To explore these indicators in more detail, we analysed them in the context of the following considerations:

  • source – such as a national framework or patient survey
  • organisations requesting, using and/or monitoring the data
  • indicator type – for example, an outcome measure
  • publication level of indicator data – for example, trust level
  • timeliness and granularity of the data published.

The lists and mapping exercise were up to date as at November 2017, to the best of our knowledge. Although the specific indicators may have changed over time, what is clear from the mapping exercise is that this is a complex landscape. For certain indicators, where we were unable to locate publications online, we contacted the collecting or sponsoring organisation to check whether and where the data was made available. For example, through speaking to members of Public Health England’s National Cancer Registration and Analysis Service (NCRAS) team we became aware of the CancerStats website (now CancerStats2), which is accessible to any registered NHS user.

Case study interviews

We explored front-line clinicians’ and managers’ awareness and use of national quality indicators through semi-structured interviews across the following five case study sites:

  • Imperial College Healthcare NHS Trust (breast cancer)
  • Sheffield Teaching Hospitals NHS Foundation Trust (breast cancer)
  • Sheffield Teaching Hospitals NHS Foundation Trust (renal care)
  • Portsmouth Child and Adolescent Mental Health Services (CYPMH)
  • Southampton Child and Adolescent Mental Health Services, and Southampton Children’s Hospital (CYPMH).

We selected the five case study sites through convenience sampling: contact was initiated through existing Health Foundation contacts (alumni, award holders and others) across each of the three areas, and the final list was dictated by clinician and manager availability within the services. It was not designed to be representative of the NHS in England as a whole, but instead to generate themes for further research and debate.

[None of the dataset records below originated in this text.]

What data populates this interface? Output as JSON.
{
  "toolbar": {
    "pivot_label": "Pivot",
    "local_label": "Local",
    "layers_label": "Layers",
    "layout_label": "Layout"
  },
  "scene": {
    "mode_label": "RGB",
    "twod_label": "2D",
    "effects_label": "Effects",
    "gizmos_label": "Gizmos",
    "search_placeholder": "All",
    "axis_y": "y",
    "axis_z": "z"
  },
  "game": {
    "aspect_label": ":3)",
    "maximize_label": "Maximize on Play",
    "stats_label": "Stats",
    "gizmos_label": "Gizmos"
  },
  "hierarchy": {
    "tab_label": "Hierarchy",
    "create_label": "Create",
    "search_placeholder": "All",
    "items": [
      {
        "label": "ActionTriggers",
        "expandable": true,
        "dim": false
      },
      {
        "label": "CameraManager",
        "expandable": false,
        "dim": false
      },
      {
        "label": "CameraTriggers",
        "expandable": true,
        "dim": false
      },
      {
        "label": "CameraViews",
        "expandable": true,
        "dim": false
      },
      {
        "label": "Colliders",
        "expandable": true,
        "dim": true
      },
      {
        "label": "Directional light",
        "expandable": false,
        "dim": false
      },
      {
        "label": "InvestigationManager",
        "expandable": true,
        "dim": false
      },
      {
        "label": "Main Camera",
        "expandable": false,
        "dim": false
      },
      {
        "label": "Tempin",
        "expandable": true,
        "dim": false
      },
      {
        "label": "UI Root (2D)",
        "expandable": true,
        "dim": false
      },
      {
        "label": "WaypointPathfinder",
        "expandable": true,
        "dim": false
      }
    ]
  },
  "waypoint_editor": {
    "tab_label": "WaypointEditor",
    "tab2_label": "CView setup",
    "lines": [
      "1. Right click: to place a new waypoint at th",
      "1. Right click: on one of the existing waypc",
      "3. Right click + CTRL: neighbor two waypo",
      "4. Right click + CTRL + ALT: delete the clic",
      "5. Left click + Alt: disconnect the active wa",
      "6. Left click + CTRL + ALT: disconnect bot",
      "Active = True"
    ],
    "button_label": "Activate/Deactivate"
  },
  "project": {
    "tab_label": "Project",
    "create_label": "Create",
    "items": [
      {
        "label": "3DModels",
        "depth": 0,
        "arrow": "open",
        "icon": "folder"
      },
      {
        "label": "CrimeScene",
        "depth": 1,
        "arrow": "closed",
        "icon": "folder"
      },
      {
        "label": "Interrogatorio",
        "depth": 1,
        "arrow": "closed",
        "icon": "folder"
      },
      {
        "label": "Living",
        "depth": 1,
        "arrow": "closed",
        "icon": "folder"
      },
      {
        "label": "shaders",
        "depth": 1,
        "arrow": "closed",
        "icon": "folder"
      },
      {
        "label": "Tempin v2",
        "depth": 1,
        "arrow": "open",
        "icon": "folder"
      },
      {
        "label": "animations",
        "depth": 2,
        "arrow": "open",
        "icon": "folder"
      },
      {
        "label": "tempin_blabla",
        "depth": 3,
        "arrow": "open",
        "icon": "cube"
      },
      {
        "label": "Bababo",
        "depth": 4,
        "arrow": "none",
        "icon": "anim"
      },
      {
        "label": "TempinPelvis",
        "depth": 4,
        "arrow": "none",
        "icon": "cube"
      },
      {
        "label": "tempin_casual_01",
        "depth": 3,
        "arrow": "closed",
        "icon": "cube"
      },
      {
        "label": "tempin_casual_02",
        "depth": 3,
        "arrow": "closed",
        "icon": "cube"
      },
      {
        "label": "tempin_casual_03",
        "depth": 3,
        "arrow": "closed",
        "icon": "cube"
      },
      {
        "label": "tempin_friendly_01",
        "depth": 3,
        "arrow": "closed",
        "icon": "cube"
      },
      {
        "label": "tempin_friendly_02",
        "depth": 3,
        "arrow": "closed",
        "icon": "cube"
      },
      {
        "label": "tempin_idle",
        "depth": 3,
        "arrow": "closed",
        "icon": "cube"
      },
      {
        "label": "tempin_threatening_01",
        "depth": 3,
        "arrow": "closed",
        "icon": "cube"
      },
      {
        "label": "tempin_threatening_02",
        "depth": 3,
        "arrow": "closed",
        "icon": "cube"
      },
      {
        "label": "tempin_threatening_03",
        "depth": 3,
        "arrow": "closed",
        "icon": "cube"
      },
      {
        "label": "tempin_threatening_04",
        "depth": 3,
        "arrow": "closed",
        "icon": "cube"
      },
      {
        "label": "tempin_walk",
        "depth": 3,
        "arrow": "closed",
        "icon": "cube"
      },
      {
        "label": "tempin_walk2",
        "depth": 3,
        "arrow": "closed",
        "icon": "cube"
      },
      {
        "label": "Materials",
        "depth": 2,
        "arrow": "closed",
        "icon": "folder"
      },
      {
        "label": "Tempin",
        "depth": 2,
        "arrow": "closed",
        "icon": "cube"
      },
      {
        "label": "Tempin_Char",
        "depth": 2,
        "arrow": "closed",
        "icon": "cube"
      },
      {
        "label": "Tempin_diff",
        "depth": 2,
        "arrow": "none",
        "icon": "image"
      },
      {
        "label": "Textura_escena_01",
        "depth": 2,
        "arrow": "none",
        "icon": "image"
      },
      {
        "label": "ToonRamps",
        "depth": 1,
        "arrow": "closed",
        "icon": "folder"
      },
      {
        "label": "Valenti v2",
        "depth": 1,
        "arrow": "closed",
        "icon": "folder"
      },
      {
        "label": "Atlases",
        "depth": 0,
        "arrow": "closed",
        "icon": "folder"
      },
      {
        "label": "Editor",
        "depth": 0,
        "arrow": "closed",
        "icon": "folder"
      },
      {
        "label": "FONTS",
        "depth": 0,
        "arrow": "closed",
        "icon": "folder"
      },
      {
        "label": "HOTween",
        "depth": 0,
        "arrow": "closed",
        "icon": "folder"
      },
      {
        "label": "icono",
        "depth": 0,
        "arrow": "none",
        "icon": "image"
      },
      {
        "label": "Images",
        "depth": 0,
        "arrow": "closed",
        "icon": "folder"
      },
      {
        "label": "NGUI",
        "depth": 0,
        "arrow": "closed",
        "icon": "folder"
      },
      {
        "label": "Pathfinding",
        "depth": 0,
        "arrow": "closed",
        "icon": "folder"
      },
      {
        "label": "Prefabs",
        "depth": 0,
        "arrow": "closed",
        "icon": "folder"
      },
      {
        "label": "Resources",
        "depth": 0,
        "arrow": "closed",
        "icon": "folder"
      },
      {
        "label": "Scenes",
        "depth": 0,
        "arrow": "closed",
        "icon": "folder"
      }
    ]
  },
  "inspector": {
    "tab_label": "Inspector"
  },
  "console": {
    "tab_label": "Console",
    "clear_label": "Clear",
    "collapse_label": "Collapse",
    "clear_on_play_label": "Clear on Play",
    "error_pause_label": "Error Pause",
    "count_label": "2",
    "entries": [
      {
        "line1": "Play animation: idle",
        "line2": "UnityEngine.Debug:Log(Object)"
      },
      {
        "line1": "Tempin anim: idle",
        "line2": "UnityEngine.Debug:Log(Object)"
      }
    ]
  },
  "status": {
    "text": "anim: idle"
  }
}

It is likely that some of the teams featured in the case studies have above-average awareness of national benchmarking data and use it more than most. For example, the renal care team at Sheffield Teaching Hospitals NHS Foundation Trust has a strong improvement track record; and we know that organisations with higher maturity in quality improvement governance are outward-looking and use national benchmarks for quality, safety and experience.

The fieldwork involved interviews with 52 clinicians and managers between July 2017 and March 2018. These included clinical directors, consultants, senior doctors, nurses, managers, IT specialists and administrative staff, with recruitment aiming to generate insights from across the range of professions working at each case study site. We explored six broad themes in the interviews:

  • How familiar are clinical teams with the national quality indicators?
  • How meaningful and/or relevant are the indicators?
  • Do clinical teams receive feedback from national bodies or access national data on the indicators?
  • Do they use national data on the indicators to improve services locally?
  • What additional local quality indicator data do they collect and/or use?
  • What quality indicators are missing?

Notes were taken during the interviews and case study reports were written for each site. Our analysis of these case studies sought to draw out the differences and commonalities between approaches across the five sites and three specialities.

We also spoke to a number of people working in quality measurement and quality improvement in arm’s-length bodies (ALBs), both to inform the research and to share emerging findings. This included the National Quality Board’s Measuring Quality Working Group, hosted by NHS England, and the Indicator Governance Board, hosted by NHS Digital.